Bright House Networks, the sixth largest U.S. cable operator, is preparing to abandon a $10.4 billion deal to be acquired by larger peer Charter Communications Inc (CHTR.O), according to people familiar with the matter.
Charter, the No. 4 U.S. cable operator, clinched the deal with Bright House in March contingent on completion of Comcast Corp's (CMCSA.O) $45.2 billion merger with Time Warner Cable Inc TWC.N. Comcast walked away from the Time Warner Cable deal last month because of antitrust hurdles.
Charter's agreement with Bright House includes a 30-day provision for them to renegotiate a deal in this event. That period lapses in about two weeks. Even though negotiations are still formally continuing, Bright House, which is controlled by the Newhouse family, owner of magazine publisher Conde Nast, now believes it best to remain independent, the people said this week.
Time Warner Cable has an agreement to negotiate programing rates for Bright House, as well as share technology, in exchange for a fee. Bright House would rather not change this arrangement by partnering with Charter, which is a smaller operator than Time Warner Cable, the people added.
The sources asked not to be identified because the deliberations are confidential. Bright House Networks, Charter and Time Warner Cable representatives declined to comment.
Last week, Charter Chief Executive Tom Rutledge said on the company's earnings call he was negotiating with Bright House "in good faith." Time Warner Cable has the right of first refusal in the event Bright House pursues a sale.
The U.S. cable TV industry has been rapidly consolidating in recent years to counter the growing popularity of satellite TV and Web-based entrants such as Netflix Inc (NFLX.O).

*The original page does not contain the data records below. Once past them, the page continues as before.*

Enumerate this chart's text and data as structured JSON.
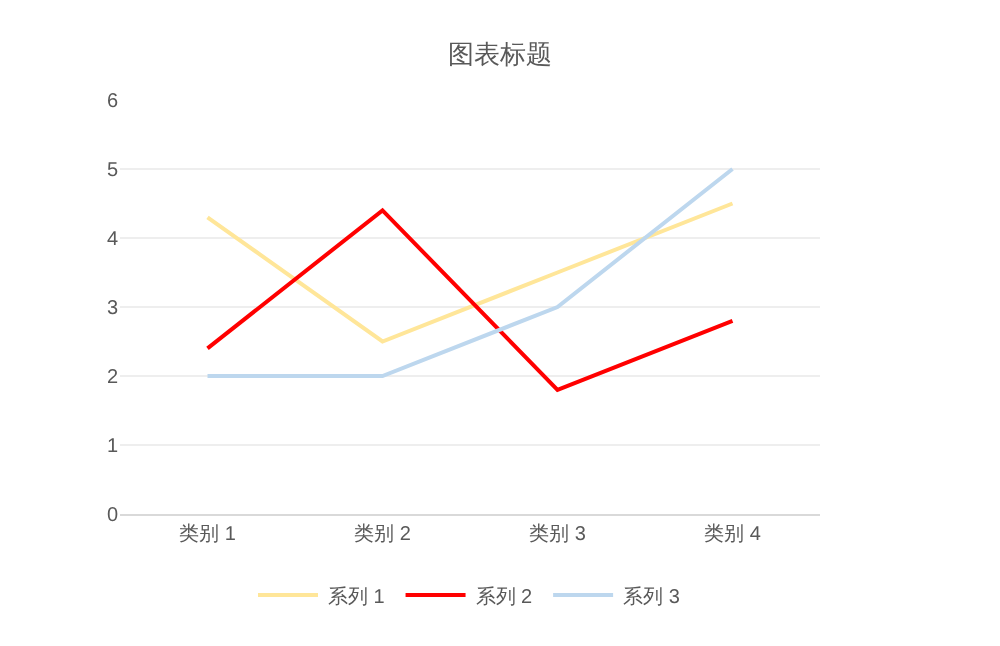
{
  "chart_data": {
    "type": "line",
    "title": "图表标题",
    "categories": [
      "类别 1",
      "类别 2",
      "类别 3",
      "类别 4"
    ],
    "series": [
      {
        "name": "系列 1",
        "color": "#ffe699",
        "values": [
          4.3,
          2.5,
          3.5,
          4.5
        ]
      },
      {
        "name": "系列 2",
        "color": "#ff0000",
        "values": [
          2.4,
          4.4,
          1.8,
          2.8
        ]
      },
      {
        "name": "系列 3",
        "color": "#bdd7ee",
        "values": [
          2,
          2,
          3,
          5
        ]
      }
    ],
    "ylim": [
      0,
      6
    ],
    "yticks": [
      0,
      1,
      2,
      3,
      4,
      5,
      6
    ],
    "grid": "y",
    "legend": "bottom",
    "marker": "none",
    "line_style": "solid"
  }
}
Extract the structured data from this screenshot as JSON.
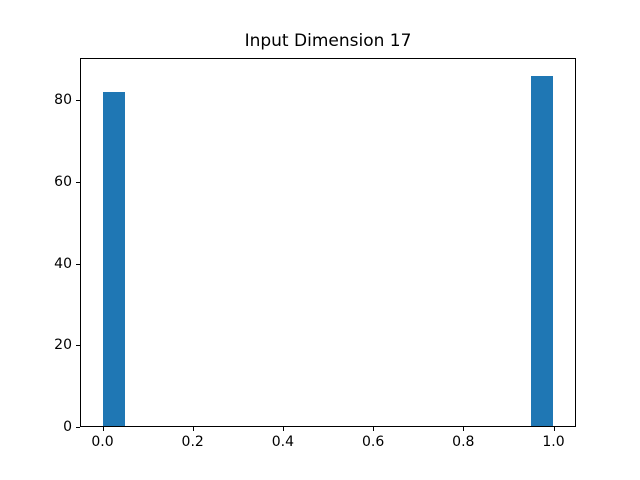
{
  "chart_data": {
    "type": "bar",
    "title": "Input Dimension 17",
    "xlabel": "",
    "ylabel": "",
    "xlim": [
      -0.05,
      1.05
    ],
    "ylim": [
      0,
      90.3
    ],
    "grid": false,
    "legend": null,
    "bar_color": "#1f77b4",
    "axis_color": "#000000",
    "background_color": "#ffffff",
    "x_ticks": [
      {
        "value": 0.0,
        "label": "0.0"
      },
      {
        "value": 0.2,
        "label": "0.2"
      },
      {
        "value": 0.4,
        "label": "0.4"
      },
      {
        "value": 0.6,
        "label": "0.6"
      },
      {
        "value": 0.8,
        "label": "0.8"
      },
      {
        "value": 1.0,
        "label": "1.0"
      }
    ],
    "y_ticks": [
      {
        "value": 0,
        "label": "0"
      },
      {
        "value": 20,
        "label": "20"
      },
      {
        "value": 40,
        "label": "40"
      },
      {
        "value": 60,
        "label": "60"
      },
      {
        "value": 80,
        "label": "80"
      }
    ],
    "bars": [
      {
        "x_start": 0.0,
        "x_end": 0.05,
        "value": 82
      },
      {
        "x_start": 0.95,
        "x_end": 1.0,
        "value": 86
      }
    ]
  }
}
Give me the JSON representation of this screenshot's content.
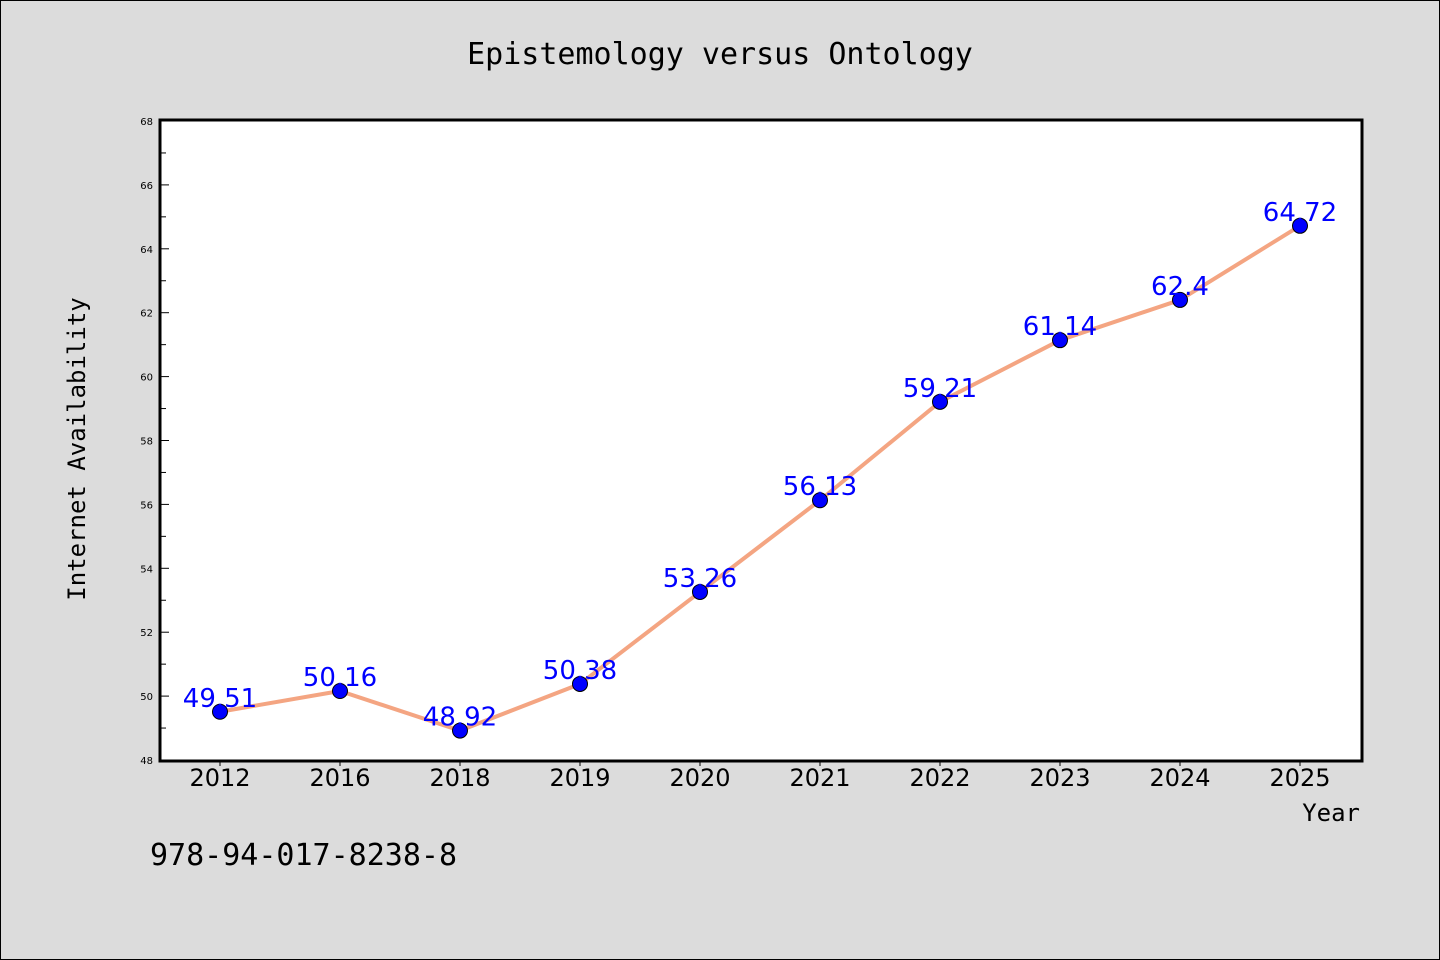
{
  "figure": {
    "isbn": "978-94-017-8238-8",
    "background_color": "#dcdcdc",
    "plot_background_color": "#ffffff"
  },
  "chart_data": {
    "type": "line",
    "title": "Epistemology versus Ontology",
    "xlabel": "Year",
    "ylabel": "Internet Availability",
    "categories": [
      "2012",
      "2016",
      "2018",
      "2019",
      "2020",
      "2021",
      "2022",
      "2023",
      "2024",
      "2025"
    ],
    "series": [
      {
        "values": [
          49.51,
          50.16,
          48.92,
          50.38,
          53.26,
          56.13,
          59.21,
          61.14,
          62.4,
          64.72
        ],
        "data_labels": [
          "49.51",
          "50.16",
          "48.92",
          "50.38",
          "53.26",
          "56.13",
          "59.21",
          "61.14",
          "62.4",
          "64.72"
        ],
        "line_color": "#f4a582",
        "marker_color": "#0000ff",
        "label_color": "#0000ff"
      }
    ],
    "ylim": [
      48,
      68
    ],
    "yticks": [
      48,
      50,
      52,
      54,
      56,
      58,
      60,
      62,
      64,
      66,
      68
    ],
    "ytick_labels": [
      "48",
      "50",
      "52",
      "54",
      "56",
      "58",
      "60",
      "62",
      "64",
      "66",
      "68"
    ],
    "grid": false,
    "legend": "none"
  }
}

The Bright House deal would have made Charter, whose biggest shareholder is John Malone's Liberty Broadband Corp, the No. 2 U.S. cable TV provider. It would have helped Charter expand in Florida, a market where Bright House has a strong presence. Charter's key markets include Alabama, Georgia, Michigan and California.
Charter is now in negotiations to acquire Time Warner Cable, people familiar with the matter have previously said.
Time Warner Cable's deal with Comcast fell through after U.S. regulators raised concerns that it would give Comcast an unfair advantage in the cable TV and Internet-based services market.
Charter last week reported a first-quarter net loss of $81 million, or 73 cents per share, up from $37 million, or 35 cents per share, a year earlier.